Imprensa perna-de-pau

José Antonio Palhano (*)

A ofensiva moralista da mídia esportiva contra Wanderley Luxemburgo logo após sua queda – ou a partir do momento em que esta se tornou inevitável – não é capaz de esconder o vexame: toda a imprensa tomou um acachapante olé do homem. Desde suas primeiras horas como comandante da Seleção ficou claro que o futebol brasileiro, dali para a frente, seria escancaradamente manipulado.
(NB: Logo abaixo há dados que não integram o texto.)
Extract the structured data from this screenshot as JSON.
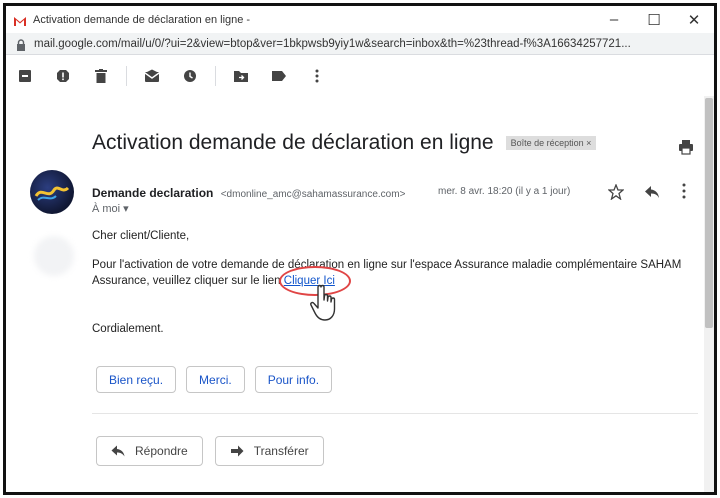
{
  "window": {
    "tab_title": "Activation demande de déclaration en ligne -",
    "controls": {
      "minimize": "–",
      "maximize": "☐",
      "close": "✕"
    }
  },
  "address_bar": {
    "url": "mail.google.com/mail/u/0/?ui=2&view=btop&ver=1bkpwsb9yiy1w&search=inbox&th=%23thread-f%3A16634257721..."
  },
  "toolbar": {
    "icons": [
      "archive-icon",
      "report-spam-icon",
      "delete-icon",
      "mark-unread-icon",
      "snooze-icon",
      "move-to-icon",
      "label-icon",
      "more-vertical-icon"
    ]
  },
  "message": {
    "subject": "Activation demande de déclaration en ligne",
    "label": "Boîte de réception ×",
    "sender_name": "Demande declaration",
    "sender_email": "<dmonline_amc@sahamassurance.com>",
    "date": "mer. 8 avr. 18:20 (il y a 1 jour)",
    "to": "À moi ▾",
    "greeting": "Cher client/Cliente,",
    "body": "Pour l'activation de votre demande de déclaration en ligne sur l'espace Assurance maladie complémentaire SAHAM Assurance, veuillez cliquer sur le lien ",
    "link_text": "Cliquer Ici",
    "signoff": "Cordialement."
  },
  "smart_replies": [
    "Bien reçu.",
    "Merci.",
    "Pour info."
  ],
  "actions": {
    "reply": "Répondre",
    "forward": "Transférer"
  },
  "colors": {
    "link": "#1155cc",
    "highlight": "#e04545",
    "gmail_red": "#d93025"
  }
}
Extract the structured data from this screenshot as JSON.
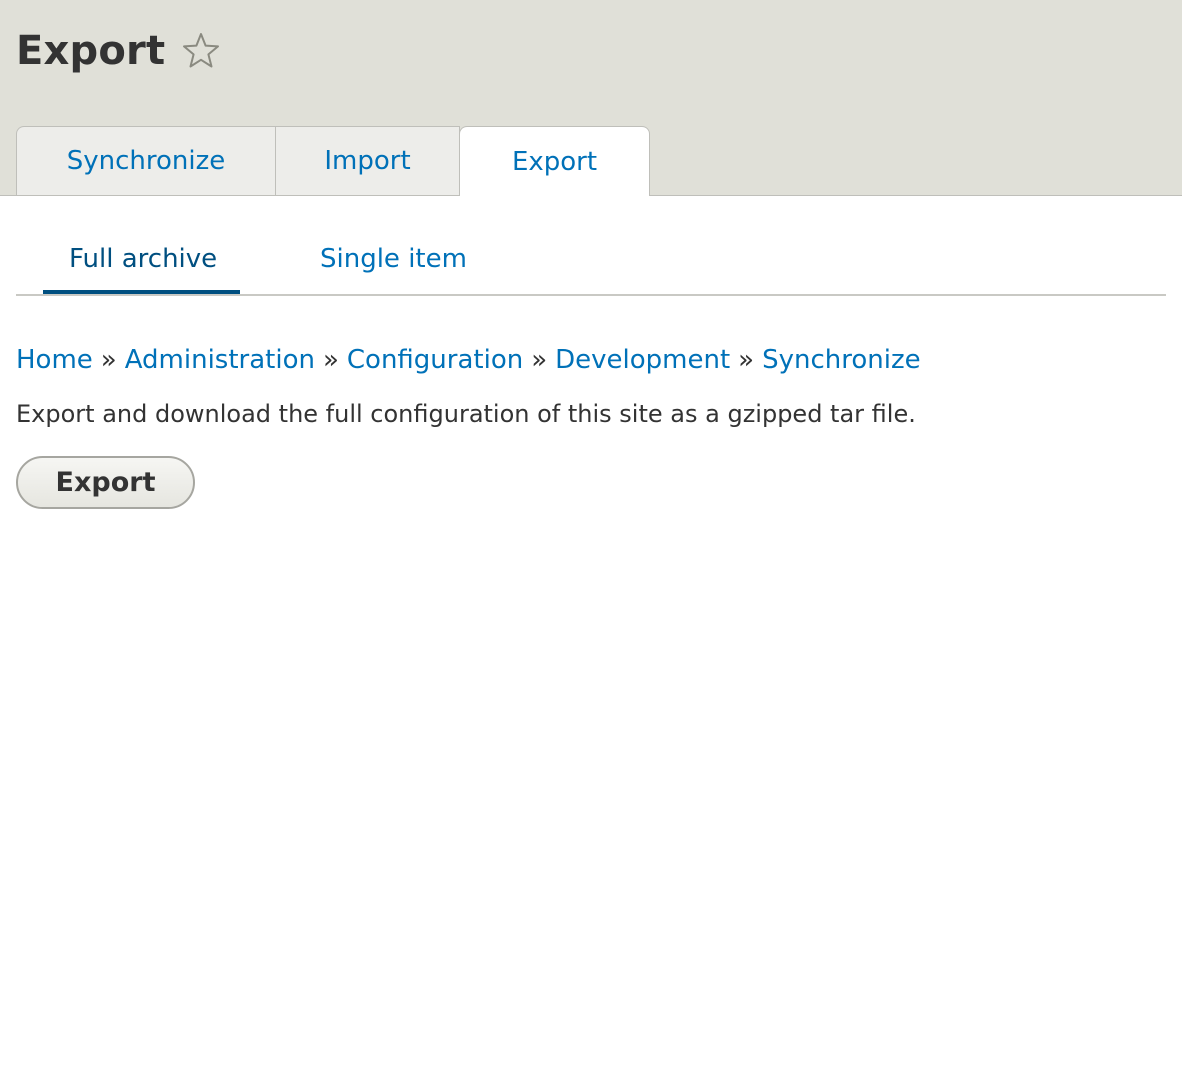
{
  "page": {
    "title": "Export",
    "star_icon": "star-outline-icon"
  },
  "tabs": [
    {
      "label": "Synchronize",
      "active": false
    },
    {
      "label": "Import",
      "active": false
    },
    {
      "label": "Export",
      "active": true
    }
  ],
  "subtabs": [
    {
      "label": "Full archive",
      "active": true
    },
    {
      "label": "Single item",
      "active": false
    }
  ],
  "breadcrumb": {
    "items": [
      "Home",
      "Administration",
      "Configuration",
      "Development",
      "Synchronize"
    ],
    "separator": "»"
  },
  "content": {
    "description": "Export and download the full configuration of this site as a gzipped tar file.",
    "export_button_label": "Export"
  },
  "colors": {
    "header_bg": "#e0e0d8",
    "link": "#0071b8",
    "active_subtab": "#004f80"
  }
}
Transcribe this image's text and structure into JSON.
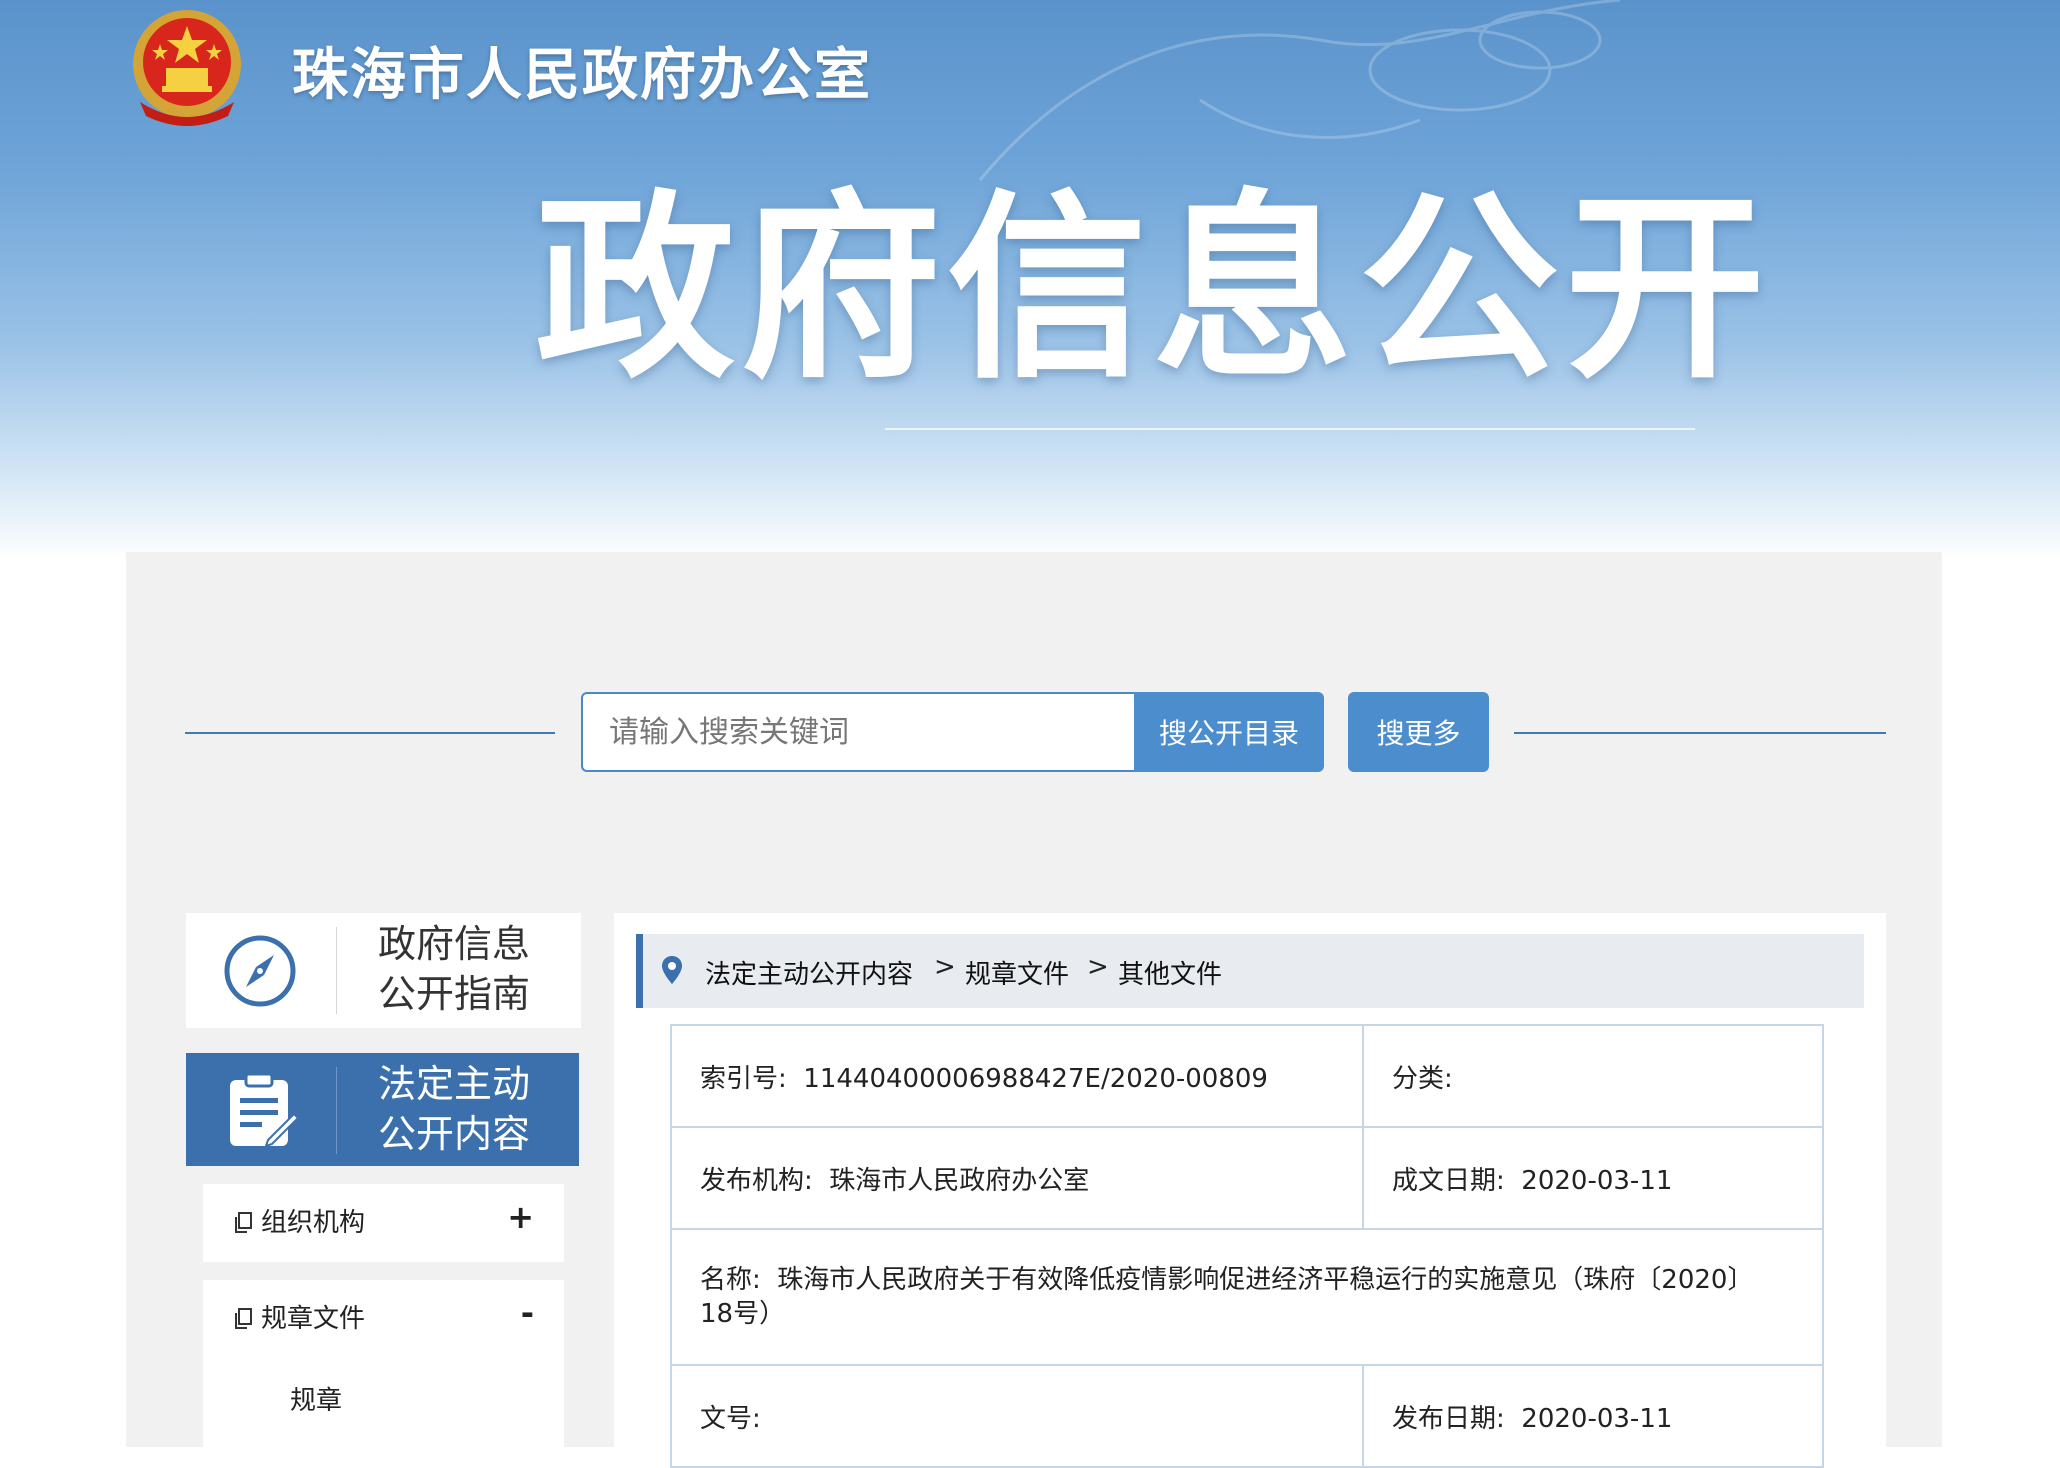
{
  "header": {
    "org_name": "珠海市人民政府办公室",
    "hero_title": "政府信息公开"
  },
  "search": {
    "placeholder": "请输入搜索关键词",
    "catalog_button": "搜公开目录",
    "more_button": "搜更多"
  },
  "sidebar": {
    "guide_label_line1": "政府信息",
    "guide_label_line2": "公开指南",
    "active_label_line1": "法定主动",
    "active_label_line2": "公开内容",
    "items": [
      {
        "label": "组织机构",
        "toggle": "+"
      },
      {
        "label": "规章文件",
        "toggle": "-"
      }
    ],
    "sub_items": [
      "规章"
    ]
  },
  "breadcrumb": [
    "法定主动公开内容",
    "规章文件",
    "其他文件"
  ],
  "breadcrumb_separator": ">",
  "document": {
    "index_label": "索引号:",
    "index_value": "11440400006988427E/2020-00809",
    "category_label": "分类:",
    "category_value": "",
    "publisher_label": "发布机构:",
    "publisher_value": "珠海市人民政府办公室",
    "created_label": "成文日期:",
    "created_value": "2020-03-11",
    "name_label": "名称:",
    "name_value": "珠海市人民政府关于有效降低疫情影响促进经济平稳运行的实施意见（珠府〔2020〕18号）",
    "docnum_label": "文号:",
    "docnum_value": "",
    "published_label": "发布日期:",
    "published_value": "2020-03-11"
  },
  "colors": {
    "accent": "#4c8dcd",
    "active_nav": "#3b70ad",
    "banner_top": "#5a93cb",
    "table_border": "#c5d6e6"
  },
  "icons": {
    "emblem": "national-emblem-icon",
    "guide": "compass-icon",
    "active": "clipboard-edit-icon",
    "item": "document-copy-icon",
    "breadcrumb": "location-pin-icon"
  }
}
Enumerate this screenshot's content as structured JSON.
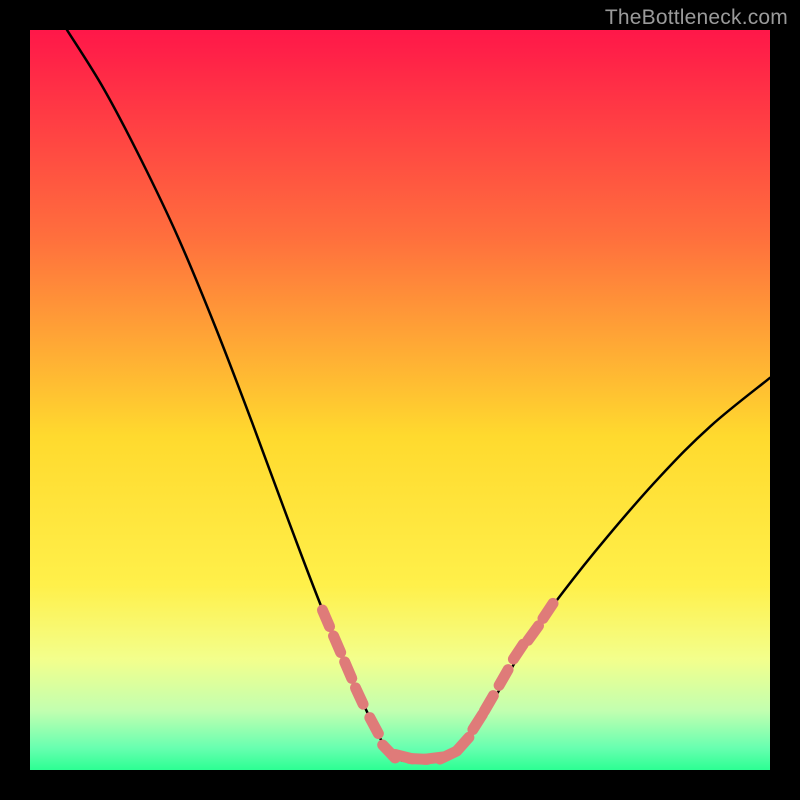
{
  "watermark": "TheBottleneck.com",
  "chart_data": {
    "type": "line",
    "title": "",
    "xlabel": "",
    "ylabel": "",
    "xlim": [
      0,
      100
    ],
    "ylim": [
      0,
      100
    ],
    "gradient_colors": {
      "top": "#ff1749",
      "upper_mid": "#ff863a",
      "mid": "#ffe62c",
      "lower_mid": "#e0f53a",
      "bottom_yellow": "#f3ff8c",
      "green_light": "#9dffb3",
      "green_bright": "#2cff93"
    },
    "curve": {
      "description": "V-shaped bottleneck curve with trough near x≈49-57",
      "points": [
        {
          "x": 5.0,
          "y": 100.0
        },
        {
          "x": 10.0,
          "y": 92.0
        },
        {
          "x": 15.0,
          "y": 82.5
        },
        {
          "x": 20.0,
          "y": 72.0
        },
        {
          "x": 25.0,
          "y": 60.0
        },
        {
          "x": 30.0,
          "y": 47.0
        },
        {
          "x": 35.0,
          "y": 33.5
        },
        {
          "x": 40.0,
          "y": 20.5
        },
        {
          "x": 45.0,
          "y": 9.0
        },
        {
          "x": 49.0,
          "y": 2.0
        },
        {
          "x": 53.0,
          "y": 1.5
        },
        {
          "x": 57.0,
          "y": 2.0
        },
        {
          "x": 62.0,
          "y": 8.5
        },
        {
          "x": 67.0,
          "y": 17.0
        },
        {
          "x": 72.0,
          "y": 24.0
        },
        {
          "x": 78.0,
          "y": 31.5
        },
        {
          "x": 85.0,
          "y": 39.5
        },
        {
          "x": 92.0,
          "y": 46.5
        },
        {
          "x": 100.0,
          "y": 53.0
        }
      ]
    },
    "markers": {
      "color": "#df7b79",
      "points": [
        {
          "x": 40.0,
          "y": 20.5
        },
        {
          "x": 41.5,
          "y": 17.0
        },
        {
          "x": 43.0,
          "y": 13.5
        },
        {
          "x": 44.5,
          "y": 10.0
        },
        {
          "x": 46.5,
          "y": 6.0
        },
        {
          "x": 48.5,
          "y": 2.5
        },
        {
          "x": 50.5,
          "y": 1.8
        },
        {
          "x": 52.5,
          "y": 1.5
        },
        {
          "x": 54.5,
          "y": 1.6
        },
        {
          "x": 56.5,
          "y": 2.0
        },
        {
          "x": 58.5,
          "y": 3.5
        },
        {
          "x": 60.5,
          "y": 6.5
        },
        {
          "x": 62.0,
          "y": 9.0
        },
        {
          "x": 64.0,
          "y": 12.5
        },
        {
          "x": 66.0,
          "y": 16.0
        },
        {
          "x": 68.0,
          "y": 18.5
        },
        {
          "x": 70.0,
          "y": 21.5
        }
      ]
    }
  }
}
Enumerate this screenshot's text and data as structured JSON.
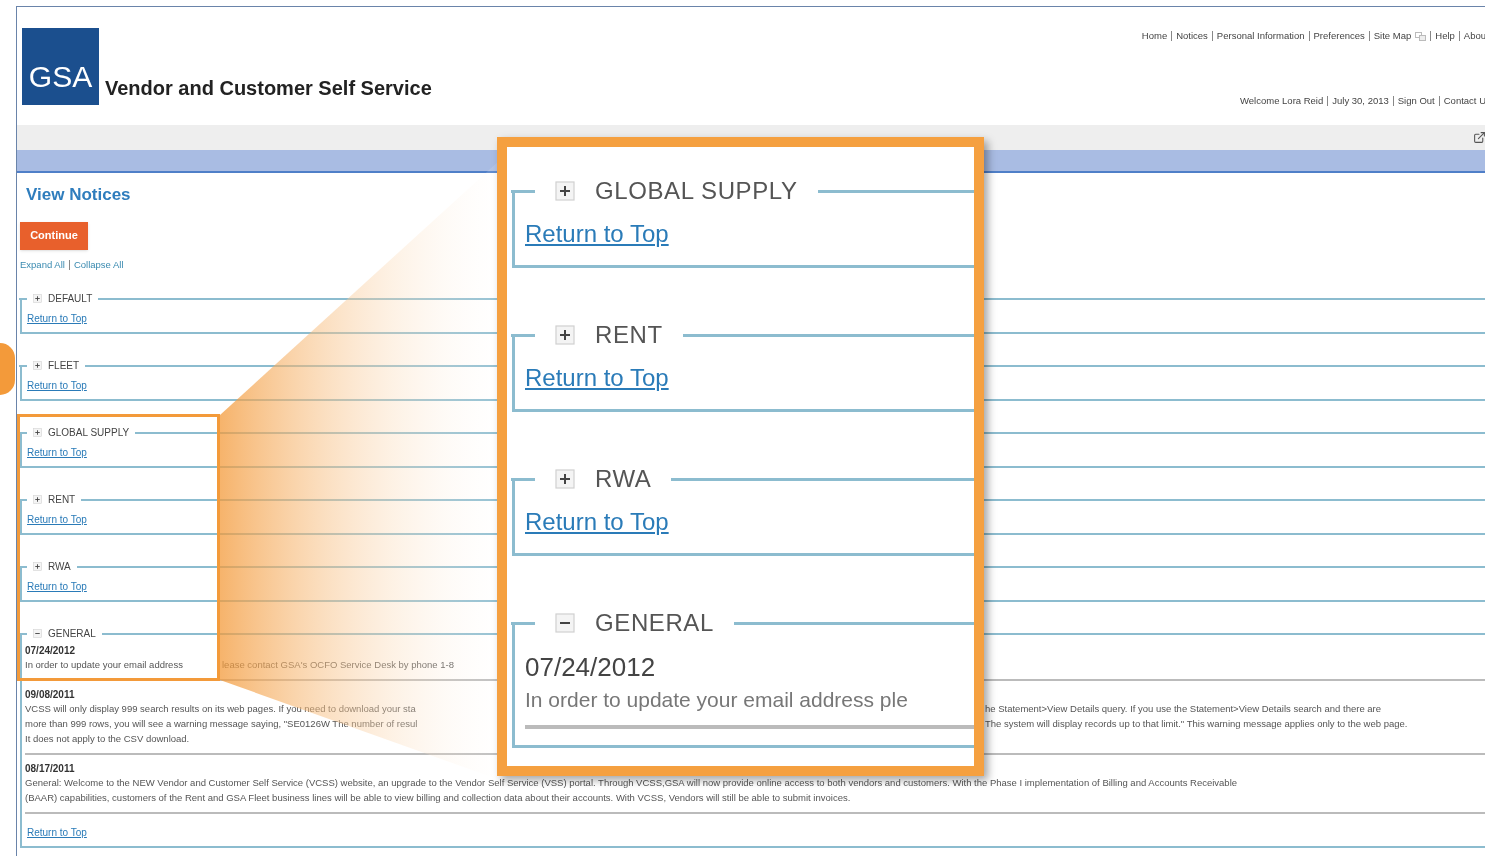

Dizer agora que o tal esporte bretão já há muito o vem sendo não passa de detestável manifestação de sedentarismo jornalístico.

Não se impute a Luxemburgo o pecado da dissimulação. Mais direto e objetivo, impossível. O fato de ter convocado perto de uma centena de jogadores, aliado à cara-de-pau com que priorizava cabeças-de-bagre não despertou maiores suspeitas nos colegas tão afeitos às sutilezas dos esquemas de jogo e tão conhecedores das safadezas dos tapetões. Luxemburgo, nas barbas de todo mundo, dedicou-se com a disposição de zagueiro sanguinário à montagem do maior balcão de venda de jogadores do planeta. E dá-lhe todo mundo tratá-lo sob pressupostos exclusivamente esportistas: ele convoca mal, arma mal, ensaia mal, escala mal etc. etc.

E o homem, por sua vez, deitando e rolando no tapete verde de fartos e bandidos dólares. A seleção e a torcida – e ainda mais a crônica esportiva – que se danassem o mais rápido possível. É extraordinário que a frieza de Wanderley Luxemburgo não tenha sensibilizado corações e mentes que tão dedicadamente auscultam e repercutem as paixões e os dramas das arquibancadas frente às urgências e aflições advindas do seu policialesco, ou pelo menos suspeito, comportamento.

Sinais e sintomas, convenhamos, não faltaram em momento algum. Até porque se fizeram insinuantes e dissimulados como convém a todo mal crônico e incurável, daqueles que só dão notícias quando já é tarde demais. A grandiosidade, o superlativo e a ostentação capiaus do futebol tupiniquim, afinal, não foram feitos para qualquer um. E Wanderley Luxemburgo sucumbiu ao deslumbramento de maneira espetaculosa e irreversível. Num átimo, rasgou em pedaços seu admirável currículo como técnico, suficiente para transformá-lo numa rara – e justa – unanimidade nacional, à época em que se fez necessário despachar Zagalo para casa.

Se lembra povo é ruim…

Daí em diante, foi uma constrangedora sucessão de fatos e eventos que escandalizavam muito mais em razão da grotesca alienação que provocavam na mídia que propriamente por conta do seu viés caricato e provinciano. A mania do terno, por exemplo. Não que tamanho e bestial apreço pela cafonice latina fosse suficiente para revelar as distorções de caráter de um homem cujas atribulações atuais com a Justiça parecem escandalizar a imprensa. Mas ali já ficou suficientemente claro que o técnico da Seleção ia ser tratado nas páginas com uma vesguice típica dos seus inúmeros e interesseiros times amarelinhos. Uma certa indulgência com alguém que se dá ao vexame de evoluir de gravata sob 40 graus ainda passa, até porque estrelas do mundo do futebol há muito já usufruem de exclusivas prerrogativas em nossa imprensa, ampliadas na razão direta do aumento de escândalos, baixarias, carrinhos covardes, coices idem e da presença de louras oxigenadas, seminuas e de péssimas intenções (um bom parâmetro para medir a mediocridade que reina impávida no mundinho das nossas editorias de Esporte de modo geral talvez fosse a cobertura que o Jornal Nacional deu ao nascimento de Sacha. Aquela menininha, todos se lembram, cuja mãe, famosa feito craque de futebol, a condenou a viver tipo naquele filme recente, em que o cara teve a vida trocada por um roteiro de televisão sem saber, com a diferença de que a ficção foi trocada pela real e onipresente Marlene Mattos).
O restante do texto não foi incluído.